One study carried out by critical care specialist Peter Pronovost, called the Keystone Initiative, aimed to reduce the number of infections from central line catheters inserted into the veins of intensive care patients. Central lines are easily and frequently infected (for example, by being touched with unsterilized hands), causing potentially lethal complications for patients. Pronovost employed a checklist to see if it would reduce infections. It was a success; the initiative ended up saving $175 million and 1,500 lives over 18 months.

Drawing inspiration from Pronovost and the fields of engineering and aviation, the author and the World Health Organization developed a checklist to be tested in eight hospitals around the world, in what was named the Safe Surgery Saves Lives program. The hospitals were asked to use this surgical checklist, which consisted of nineteen essential items ranging from discussing the patient’s expected blood loss to confirming that they actually had the correct patient. The results were astounding; deaths from surgeries across the eight hospitals were reduced by 47 percent.

Checklists are as simple as they sound: a list of steps to be completed when carrying out a procedure. Surprisingly, it is the obvious steps – stuff that everyone should know – that are often most crucial and yet forgotten or skipped. The checklist functions as a safety net to make sure we catch the obvious stuff, such as asking, “What kind of weapon was used?” before we proceed any further. Once the basic stuff is checked off, we are mentally better equipped to tackle the more complex or unpredictable issues that are unique to each patient.

Checklists should be as short as possible, include all essential steps and leave no room for misunderstandings.

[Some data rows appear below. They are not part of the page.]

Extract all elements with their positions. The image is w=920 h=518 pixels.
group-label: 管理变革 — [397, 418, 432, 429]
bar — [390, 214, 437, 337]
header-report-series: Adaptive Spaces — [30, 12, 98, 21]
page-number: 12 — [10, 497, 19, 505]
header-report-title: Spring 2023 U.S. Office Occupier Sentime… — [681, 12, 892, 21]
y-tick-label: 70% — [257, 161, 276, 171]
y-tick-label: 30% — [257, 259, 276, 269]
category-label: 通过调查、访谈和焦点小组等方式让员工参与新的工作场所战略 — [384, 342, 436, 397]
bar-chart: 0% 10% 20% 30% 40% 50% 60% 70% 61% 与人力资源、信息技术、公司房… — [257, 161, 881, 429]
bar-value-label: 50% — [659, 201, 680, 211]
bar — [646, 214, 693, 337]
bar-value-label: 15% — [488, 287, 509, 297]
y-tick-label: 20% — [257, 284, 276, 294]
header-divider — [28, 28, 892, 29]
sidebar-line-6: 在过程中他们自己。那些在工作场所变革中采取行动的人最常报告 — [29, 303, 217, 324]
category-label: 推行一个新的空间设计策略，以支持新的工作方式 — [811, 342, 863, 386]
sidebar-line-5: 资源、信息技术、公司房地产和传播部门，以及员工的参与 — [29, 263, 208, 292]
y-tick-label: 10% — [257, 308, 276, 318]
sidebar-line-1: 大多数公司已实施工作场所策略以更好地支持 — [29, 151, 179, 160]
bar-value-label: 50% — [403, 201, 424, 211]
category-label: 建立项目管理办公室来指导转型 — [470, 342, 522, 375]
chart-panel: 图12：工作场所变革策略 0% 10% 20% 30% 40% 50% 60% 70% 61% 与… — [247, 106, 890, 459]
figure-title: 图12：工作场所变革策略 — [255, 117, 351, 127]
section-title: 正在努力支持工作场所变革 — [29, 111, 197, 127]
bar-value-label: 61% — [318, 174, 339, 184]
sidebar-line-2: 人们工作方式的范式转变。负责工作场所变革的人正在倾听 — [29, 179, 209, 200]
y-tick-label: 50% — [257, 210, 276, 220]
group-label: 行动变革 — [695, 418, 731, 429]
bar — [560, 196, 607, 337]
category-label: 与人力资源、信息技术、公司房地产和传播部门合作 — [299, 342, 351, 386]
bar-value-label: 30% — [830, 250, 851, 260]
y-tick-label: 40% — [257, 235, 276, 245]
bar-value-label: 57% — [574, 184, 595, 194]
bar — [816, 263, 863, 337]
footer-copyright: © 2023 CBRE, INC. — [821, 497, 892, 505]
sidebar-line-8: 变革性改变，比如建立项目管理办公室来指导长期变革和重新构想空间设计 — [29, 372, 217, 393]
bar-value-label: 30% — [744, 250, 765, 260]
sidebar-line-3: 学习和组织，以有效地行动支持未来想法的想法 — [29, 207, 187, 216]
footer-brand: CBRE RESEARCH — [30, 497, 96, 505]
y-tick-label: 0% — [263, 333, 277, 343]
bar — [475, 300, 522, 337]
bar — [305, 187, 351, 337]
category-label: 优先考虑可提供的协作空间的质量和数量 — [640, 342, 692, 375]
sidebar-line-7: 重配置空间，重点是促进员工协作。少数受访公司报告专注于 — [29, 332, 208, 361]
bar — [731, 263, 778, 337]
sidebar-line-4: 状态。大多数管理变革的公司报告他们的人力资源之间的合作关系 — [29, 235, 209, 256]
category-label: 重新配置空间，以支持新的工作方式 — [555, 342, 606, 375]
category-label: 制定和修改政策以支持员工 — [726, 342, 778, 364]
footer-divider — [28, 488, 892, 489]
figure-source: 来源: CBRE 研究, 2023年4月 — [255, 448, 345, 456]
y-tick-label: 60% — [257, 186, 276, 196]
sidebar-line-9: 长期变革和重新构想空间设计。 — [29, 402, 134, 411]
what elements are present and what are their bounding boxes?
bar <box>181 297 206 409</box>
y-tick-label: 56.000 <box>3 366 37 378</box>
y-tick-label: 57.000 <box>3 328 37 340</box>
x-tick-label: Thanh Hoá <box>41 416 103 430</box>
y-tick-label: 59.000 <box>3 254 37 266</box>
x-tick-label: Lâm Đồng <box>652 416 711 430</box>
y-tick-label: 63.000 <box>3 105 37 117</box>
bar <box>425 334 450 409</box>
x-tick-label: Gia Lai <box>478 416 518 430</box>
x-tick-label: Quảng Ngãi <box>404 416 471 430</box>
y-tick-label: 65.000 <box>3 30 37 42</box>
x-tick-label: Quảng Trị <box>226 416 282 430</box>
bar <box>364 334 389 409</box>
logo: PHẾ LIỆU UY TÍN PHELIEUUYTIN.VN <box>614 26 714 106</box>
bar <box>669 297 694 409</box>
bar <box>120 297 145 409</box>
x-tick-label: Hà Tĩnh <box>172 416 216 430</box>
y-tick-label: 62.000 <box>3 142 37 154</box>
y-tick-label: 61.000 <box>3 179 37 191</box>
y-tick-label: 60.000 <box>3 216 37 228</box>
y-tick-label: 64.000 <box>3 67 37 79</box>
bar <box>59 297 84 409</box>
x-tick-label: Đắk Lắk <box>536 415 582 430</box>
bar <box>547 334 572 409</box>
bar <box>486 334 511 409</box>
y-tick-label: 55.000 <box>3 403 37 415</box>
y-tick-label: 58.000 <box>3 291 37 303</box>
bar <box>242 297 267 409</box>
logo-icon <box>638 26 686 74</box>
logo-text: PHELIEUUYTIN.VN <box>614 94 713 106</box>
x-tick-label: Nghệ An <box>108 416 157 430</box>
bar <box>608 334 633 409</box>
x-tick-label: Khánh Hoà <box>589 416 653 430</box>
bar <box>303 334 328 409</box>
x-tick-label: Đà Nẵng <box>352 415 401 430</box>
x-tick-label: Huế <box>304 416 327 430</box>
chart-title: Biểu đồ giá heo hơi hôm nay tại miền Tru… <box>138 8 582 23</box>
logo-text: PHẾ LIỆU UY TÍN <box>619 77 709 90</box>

It’s easy to scoff at checklists, particularly as many of us think of them as scrawled reminders or glorified to-do lists. However, when they contain all essential items, and are concise and usable, checklists become powerful tools.

One essential aspect of a checklist is that it contains the “killer items” of the procedure. These are the steps that are easily disregarded but, if not completed, could be disastrous. For example, this could be a reminder to identify a patient’s allergies before surgery.

Although they should contain all essential items, checklists should not be thorough guides. Daniel Boorman, a veteran pilot who creates aviation checklists for Boeing, says that around five to nine items are ideal, and there should be a time limit on how long it takes to go through the list. After around one minute of reading a list, people can become distracted and skip vital steps.

A checklist should also be user friendly. For example, a surgeon while implementing an early version of his checklist, confused a nurse in his team right before a surgical procedure because it was unclear how the checklist should be used. The nurse had checked off the steps for the procedure before it had even started, rather than – as the surgeon had intended – reading out each step to the surgical team and checking them off as they went.

To avoid confusion, it should be clear whether the list is a “READ–DO” (read out the step, then complete it) or a “DO–CONFIRM” (complete the step, then confirm you have completed it). Lists should also be written in the language users are familiar with; for example, “fire mushrooms” (meaning “cook the mushrooms now”) in a restaurant.